The Method · Step 3
The Concept Anchor
An isolated fact decays in days. A fact anchored to a mechanism decays in months. The Concept Anchor is the one-sentence why behind every fact you log.
The Rule
You may not log a fact without writing one sentence of mechanism beside it. Not the fact again in different words — the reason the fact is true.

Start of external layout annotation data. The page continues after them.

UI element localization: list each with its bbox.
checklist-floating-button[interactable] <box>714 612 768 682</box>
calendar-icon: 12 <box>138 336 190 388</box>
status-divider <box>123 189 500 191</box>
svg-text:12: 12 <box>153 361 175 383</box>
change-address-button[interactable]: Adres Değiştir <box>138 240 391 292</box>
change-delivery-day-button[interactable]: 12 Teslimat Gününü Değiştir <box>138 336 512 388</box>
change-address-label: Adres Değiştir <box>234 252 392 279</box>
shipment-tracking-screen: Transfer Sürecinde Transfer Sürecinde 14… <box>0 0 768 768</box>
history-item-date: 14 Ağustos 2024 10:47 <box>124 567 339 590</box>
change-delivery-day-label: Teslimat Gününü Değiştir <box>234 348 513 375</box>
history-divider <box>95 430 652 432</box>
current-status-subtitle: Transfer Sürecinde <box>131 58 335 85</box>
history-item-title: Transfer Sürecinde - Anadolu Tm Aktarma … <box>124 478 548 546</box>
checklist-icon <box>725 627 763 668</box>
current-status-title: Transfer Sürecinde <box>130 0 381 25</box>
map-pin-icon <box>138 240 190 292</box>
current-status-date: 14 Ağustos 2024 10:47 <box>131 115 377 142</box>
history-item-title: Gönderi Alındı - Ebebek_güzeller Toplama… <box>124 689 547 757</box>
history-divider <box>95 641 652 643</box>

| Fact (forgettable) | Anchor (durable) |
|---|---|
| Verapamil causes constipation. | Verapamil blocks L-type Ca²⁺ channels in gut smooth muscle, reducing peristalsis. |
| Sheehan syndrome causes failure to lactate. | Postpartum pituitary infarction destroys lactotrophs first because they are most metabolically active. |
| Aortic stenosis murmur softens with Valsalva. | Valsalva drops preload → less blood across stenotic valve → quieter murmur. (HOCM does the opposite.) |
Why Anchors Work
Memory research consistently shows that elaborative encoding — connecting new information to existing knowledge — produces dramatically better long-term retention than rote rehearsal. The Concept Anchor is elaborative encoding in its simplest form: one sentence linking the new fact to a mechanism you already know.
If you can't write the anchor
You don't know the fact yet. Look it up before you log it.Anchors That Don't Count
- Restating the fact in different words.
- Naming the disease without explaining the physiology.
- "Because it's high yield." (We are not joking. Students write this.)